Finding The Truth

M.Quraish Shihab: HADIS QUDSI DAN KASIH SAYANG



Hadis Qudsi belum tentu benar (sahih) karena periwayatannya bisa melalui satu, dua, atau tiga orang yang boleh jadi kurang kuat hafalannya. Terkait hal ini, yang perlu kita ingat adalah tidak semua kebenaran yang tercermin dalam ‘hadis’ itu diucapkan oleh Nabi sebagaimana tidak semua yang ditinggal Nabi bernilai haram. Berikut beberapa ciri hadis dha’if:
1. Berisi amalan ringan dengan pahala yang luar biasa.
2. Redaksinya keliru meskipun dari segi kandungannya wajar. Hal ini terjadi karena tidak mungkin Nabi keliru dalam berbahasa Arab.

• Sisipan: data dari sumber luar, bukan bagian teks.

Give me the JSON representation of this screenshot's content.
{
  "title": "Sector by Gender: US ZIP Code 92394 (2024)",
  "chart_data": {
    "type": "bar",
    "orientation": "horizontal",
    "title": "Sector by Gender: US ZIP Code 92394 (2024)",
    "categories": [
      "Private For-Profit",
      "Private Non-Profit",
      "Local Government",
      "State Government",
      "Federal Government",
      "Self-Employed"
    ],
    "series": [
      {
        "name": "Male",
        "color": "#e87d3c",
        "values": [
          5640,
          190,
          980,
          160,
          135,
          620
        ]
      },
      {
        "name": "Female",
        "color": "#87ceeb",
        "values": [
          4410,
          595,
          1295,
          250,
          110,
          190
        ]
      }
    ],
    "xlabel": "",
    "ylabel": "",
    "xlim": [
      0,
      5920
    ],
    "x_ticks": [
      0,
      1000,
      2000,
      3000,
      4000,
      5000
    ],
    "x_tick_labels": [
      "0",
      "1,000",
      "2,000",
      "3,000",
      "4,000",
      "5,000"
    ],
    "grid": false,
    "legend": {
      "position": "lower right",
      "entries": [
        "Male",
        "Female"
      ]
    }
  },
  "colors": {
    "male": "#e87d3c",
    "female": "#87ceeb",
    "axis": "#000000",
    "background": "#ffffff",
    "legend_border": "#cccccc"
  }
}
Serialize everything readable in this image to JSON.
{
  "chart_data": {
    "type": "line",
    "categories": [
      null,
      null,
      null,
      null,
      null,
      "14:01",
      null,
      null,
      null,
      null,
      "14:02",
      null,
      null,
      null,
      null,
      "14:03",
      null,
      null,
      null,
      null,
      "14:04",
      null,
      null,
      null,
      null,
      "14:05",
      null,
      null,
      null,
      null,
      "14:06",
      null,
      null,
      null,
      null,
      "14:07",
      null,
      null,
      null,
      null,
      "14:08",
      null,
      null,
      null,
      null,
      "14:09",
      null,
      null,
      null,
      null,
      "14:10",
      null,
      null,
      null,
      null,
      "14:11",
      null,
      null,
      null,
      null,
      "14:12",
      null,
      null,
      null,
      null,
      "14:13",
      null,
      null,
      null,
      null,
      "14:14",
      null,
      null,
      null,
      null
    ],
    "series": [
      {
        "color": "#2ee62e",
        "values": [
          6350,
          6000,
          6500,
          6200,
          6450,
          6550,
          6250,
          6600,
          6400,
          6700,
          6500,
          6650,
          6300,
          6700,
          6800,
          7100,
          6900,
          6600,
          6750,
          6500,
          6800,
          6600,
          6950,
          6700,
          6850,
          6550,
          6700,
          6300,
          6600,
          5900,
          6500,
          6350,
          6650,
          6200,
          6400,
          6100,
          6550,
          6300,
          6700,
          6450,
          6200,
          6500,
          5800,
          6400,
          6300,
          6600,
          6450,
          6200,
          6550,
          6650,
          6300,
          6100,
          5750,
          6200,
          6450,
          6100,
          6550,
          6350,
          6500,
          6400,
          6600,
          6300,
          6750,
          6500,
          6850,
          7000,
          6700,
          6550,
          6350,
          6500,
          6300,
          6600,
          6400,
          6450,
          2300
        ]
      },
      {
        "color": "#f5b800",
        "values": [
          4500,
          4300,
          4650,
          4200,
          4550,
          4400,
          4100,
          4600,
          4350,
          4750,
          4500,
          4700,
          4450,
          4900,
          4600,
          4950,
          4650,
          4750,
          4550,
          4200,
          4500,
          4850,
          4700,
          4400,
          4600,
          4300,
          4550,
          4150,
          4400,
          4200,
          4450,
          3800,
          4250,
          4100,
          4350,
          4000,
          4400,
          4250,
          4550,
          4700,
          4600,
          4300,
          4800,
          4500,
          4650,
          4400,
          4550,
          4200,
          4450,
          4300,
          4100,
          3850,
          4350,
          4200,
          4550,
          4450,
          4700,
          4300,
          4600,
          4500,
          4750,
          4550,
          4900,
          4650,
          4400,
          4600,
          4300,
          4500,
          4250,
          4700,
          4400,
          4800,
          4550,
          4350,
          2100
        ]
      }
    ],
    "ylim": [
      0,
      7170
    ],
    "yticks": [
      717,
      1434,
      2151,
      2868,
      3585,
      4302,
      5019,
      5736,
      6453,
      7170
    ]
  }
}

Sedangkan terkait pemalsuan Hadis, ada bebreapa faktor penyebab. Di antaranya
1. Adanya sekelompok kaum yang ingin merusak ajaran Islam dari dalam.
2. Adanya perasaan ingin dekat kepada penguasa pada diri perawi.

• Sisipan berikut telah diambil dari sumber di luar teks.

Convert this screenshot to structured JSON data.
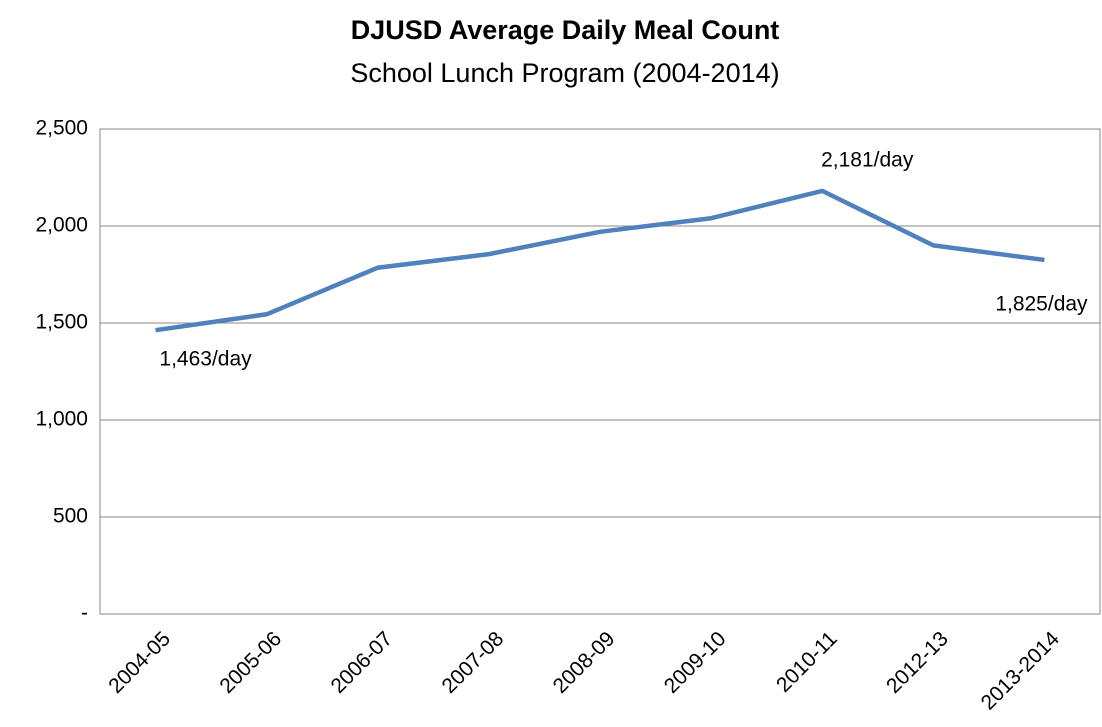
{
  "chart_data": {
    "type": "line",
    "title": "DJUSD Average Daily Meal Count",
    "subtitle": "School Lunch Program (2004-2014)",
    "categories": [
      "2004-05",
      "2005-06",
      "2006-07",
      "2007-08",
      "2008-09",
      "2009-10",
      "2010-11",
      "2012-13",
      "2013-2014"
    ],
    "series": [
      {
        "name": "Average Daily Meal Count",
        "color": "#4f81bd",
        "values": [
          1463,
          1545,
          1785,
          1855,
          1970,
          2040,
          2181,
          1900,
          1825
        ],
        "value_labels": [
          "1,463/day",
          null,
          null,
          null,
          null,
          null,
          "2,181/day",
          null,
          "1,825/day"
        ]
      }
    ],
    "ylim": [
      0,
      2500
    ],
    "yticks": [
      {
        "value": 0,
        "label": "-"
      },
      500,
      {
        "value": 1000,
        "label": "1,000"
      },
      {
        "value": 1500,
        "label": "1,500"
      },
      {
        "value": 2000,
        "label": "2,000"
      },
      {
        "value": 2500,
        "label": "2,500"
      }
    ],
    "grid": true
  }
}
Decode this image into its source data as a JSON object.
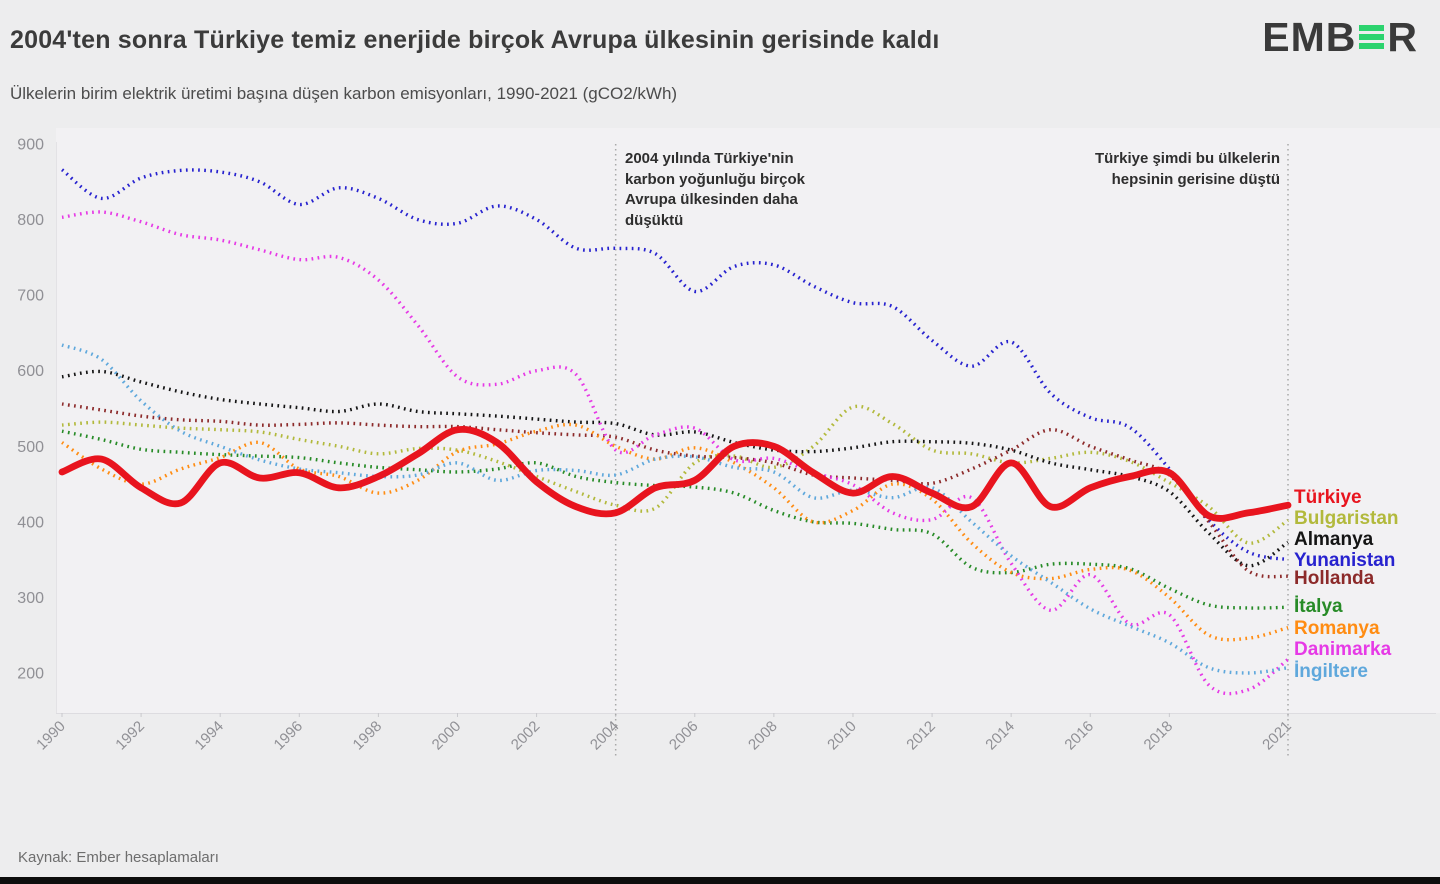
{
  "header": {
    "title": "2004'ten sonra Türkiye temiz enerjide birçok Avrupa ülkesinin gerisinde kaldı",
    "subtitle": "Ülkelerin birim elektrik üretimi başına düşen karbon emisyonları, 1990-2021 (gCO2/kWh)"
  },
  "logo": {
    "left": "EMB",
    "right": "R",
    "bar_color": "#2cd36e"
  },
  "annotations": {
    "ann2004": "2004 yılında Türkiye'nin karbon yoğunluğu birçok Avrupa ülkesinden daha düşüktü",
    "ann2021": "Türkiye şimdi bu ülkelerin hepsinin gerisine düştü"
  },
  "footer": {
    "source": "Kaynak: Ember hesaplamaları"
  },
  "chart_data": {
    "type": "line",
    "title": "2004'ten sonra Türkiye temiz enerjide birçok Avrupa ülkesinin gerisinde kaldı",
    "subtitle": "Ülkelerin birim elektrik üretimi başına düşen karbon emisyonları, 1990-2021 (gCO2/kWh)",
    "units": "gCO2/kWh",
    "x": [
      1990,
      1991,
      1992,
      1993,
      1994,
      1995,
      1996,
      1997,
      1998,
      1999,
      2000,
      2001,
      2002,
      2003,
      2004,
      2005,
      2006,
      2007,
      2008,
      2009,
      2010,
      2011,
      2012,
      2013,
      2014,
      2015,
      2016,
      2017,
      2018,
      2019,
      2020,
      2021
    ],
    "x_tick_labels": [
      "1990",
      "1992",
      "1994",
      "1996",
      "1998",
      "2000",
      "2002",
      "2004",
      "2006",
      "2008",
      "2010",
      "2012",
      "2014",
      "2016",
      "2018",
      "2021"
    ],
    "y_ticks": [
      200,
      300,
      400,
      500,
      600,
      700,
      800,
      900
    ],
    "xlim": [
      1990,
      2021
    ],
    "ylim": [
      150,
      910
    ],
    "grid": false,
    "legend_position": "right",
    "reference_years": [
      2004,
      2021
    ],
    "series": [
      {
        "name": "Türkiye",
        "id": "turkiye",
        "color": "#e8141e",
        "style": "solid",
        "values": [
          466,
          483,
          445,
          425,
          478,
          458,
          465,
          445,
          460,
          490,
          522,
          505,
          453,
          420,
          412,
          445,
          455,
          500,
          500,
          465,
          438,
          460,
          438,
          420,
          478,
          420,
          445,
          460,
          465,
          408,
          412,
          422
        ]
      },
      {
        "name": "Bulgaristan",
        "id": "bulgaristan",
        "color": "#b2b93c",
        "style": "dotted",
        "values": [
          528,
          532,
          528,
          524,
          522,
          519,
          509,
          500,
          490,
          497,
          495,
          480,
          460,
          440,
          422,
          418,
          478,
          487,
          472,
          500,
          552,
          530,
          495,
          490,
          478,
          484,
          492,
          480,
          452,
          420,
          372,
          402
        ]
      },
      {
        "name": "Almanya",
        "id": "almanya",
        "color": "#141414",
        "style": "dotted",
        "values": [
          592,
          599,
          585,
          572,
          562,
          556,
          551,
          546,
          556,
          546,
          543,
          540,
          536,
          532,
          530,
          515,
          519,
          505,
          495,
          493,
          498,
          506,
          506,
          504,
          495,
          478,
          469,
          460,
          440,
          385,
          342,
          373
        ]
      },
      {
        "name": "Yunanistan",
        "id": "yunanistan",
        "color": "#2722cf",
        "style": "dotted",
        "values": [
          866,
          828,
          855,
          865,
          863,
          850,
          820,
          842,
          828,
          800,
          795,
          818,
          800,
          762,
          762,
          755,
          705,
          738,
          740,
          712,
          690,
          685,
          640,
          606,
          638,
          570,
          538,
          525,
          470,
          402,
          360,
          350
        ]
      },
      {
        "name": "Hollanda",
        "id": "hollanda",
        "color": "#8c2a2a",
        "style": "dotted",
        "values": [
          556,
          548,
          540,
          535,
          533,
          528,
          529,
          531,
          528,
          526,
          526,
          522,
          518,
          515,
          512,
          495,
          487,
          485,
          478,
          462,
          458,
          455,
          451,
          470,
          495,
          522,
          500,
          482,
          462,
          400,
          335,
          328
        ]
      },
      {
        "name": "İtalya",
        "id": "italya",
        "color": "#278b27",
        "style": "dotted",
        "values": [
          520,
          509,
          496,
          492,
          489,
          487,
          485,
          478,
          472,
          469,
          466,
          470,
          478,
          460,
          452,
          448,
          446,
          438,
          415,
          400,
          398,
          390,
          384,
          340,
          333,
          344,
          344,
          338,
          312,
          290,
          286,
          287
        ]
      },
      {
        "name": "Romanya",
        "id": "romanya",
        "color": "#ff8c12",
        "style": "dotted",
        "values": [
          505,
          470,
          450,
          470,
          485,
          505,
          470,
          460,
          438,
          455,
          493,
          503,
          520,
          528,
          500,
          483,
          498,
          478,
          445,
          400,
          415,
          450,
          430,
          372,
          333,
          325,
          337,
          336,
          300,
          250,
          246,
          260
        ]
      },
      {
        "name": "Danimarka",
        "id": "danimarka",
        "color": "#e63ae6",
        "style": "dotted",
        "values": [
          803,
          810,
          797,
          780,
          773,
          760,
          747,
          750,
          720,
          660,
          592,
          582,
          600,
          595,
          495,
          515,
          524,
          482,
          484,
          465,
          449,
          412,
          403,
          432,
          345,
          283,
          330,
          265,
          277,
          184,
          178,
          218
        ]
      },
      {
        "name": "İngiltere",
        "id": "ingiltere",
        "color": "#5fa8dc",
        "style": "dotted",
        "values": [
          634,
          615,
          560,
          520,
          500,
          482,
          470,
          465,
          460,
          462,
          478,
          455,
          468,
          468,
          462,
          483,
          486,
          472,
          466,
          432,
          442,
          432,
          445,
          400,
          355,
          320,
          285,
          262,
          240,
          207,
          200,
          207
        ]
      }
    ]
  }
}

3. Adanya keinginan agar orang Islam lebih semangat dalam beribadah. Biasanya, hadis dha’if semacam ini dipalsukan oleh ahli tasawwuf dalam bentuk hadis fadail a’mal. Hal ini merupakan penyebab terbanyak akan munculnya hadis qudsi yang berkualitas dhaif.
Shofa berarti murni seperti segelas air yang belum kemasukan kerikil. Sementara makna khalish dapat dipahami dari kondisi bersih pada segelas air setelah kerikil tersebut dikeluarkan. Kemurnian yang dikandung oleh kata khalish lebih rendah kondisi murni yang dimiliki kata shofa. Karena tidakah mungkin kemurnian yang dimiliki segelas air yang sudah dibersihkan dari campurannya (kerikil tadi misalnya) dengan kondisi sebelumnya yang tidak tercampur suatu apapun.
Terkait dengan kata ikhlas, al Qur’an memperkenalkan dua kata yang seakar, yakni mukhlish (QS. al Bayyinah: 5) dan mukhlash (QS. Yusuf: 24). Pada kata mukhlish, pemurnian yang muncul berasal dari diri jiwa yang berangkutan. Sementara mukhlash upaya pembesihan yang ada berasal dari Allah. Dengan demikian, pada kata mukhlish, pembersihan berawal dari keinginan hamba dan ada usaha. Sementara mukhlash pembersihan tersebut bersifat mauhibah yakni karena keinginan Allah untuk memurnikannya. Meskipun pada hakikatnya, keduanya memiliki campur tangan Allah.
Ikhlas sendiri mempunyai beberapa tingkatan, yaitu:
1. Seorang hamba tidak merasa bahwa apa yang dilakukan adalah dari dia sendiri melainkan murni karena pertolongan Allah. Dari sini, ia merasa tidak ada alasan baginya untuk meminta imblan atas amalnya tersebut. Ini merupakan tingkatan ikhlas yang tertinggi.
2. Tingkatan yang kedua yakni masih adanya perasaan bahwa amal baik yang dikerjakannya berasal dari dirinya namun dibarengi dengan perasaan bahwa apa yang dipersembahkannya tersebut masih sedikit dan kecil jika dibandingkan dengan anugerah yang diperolehnya.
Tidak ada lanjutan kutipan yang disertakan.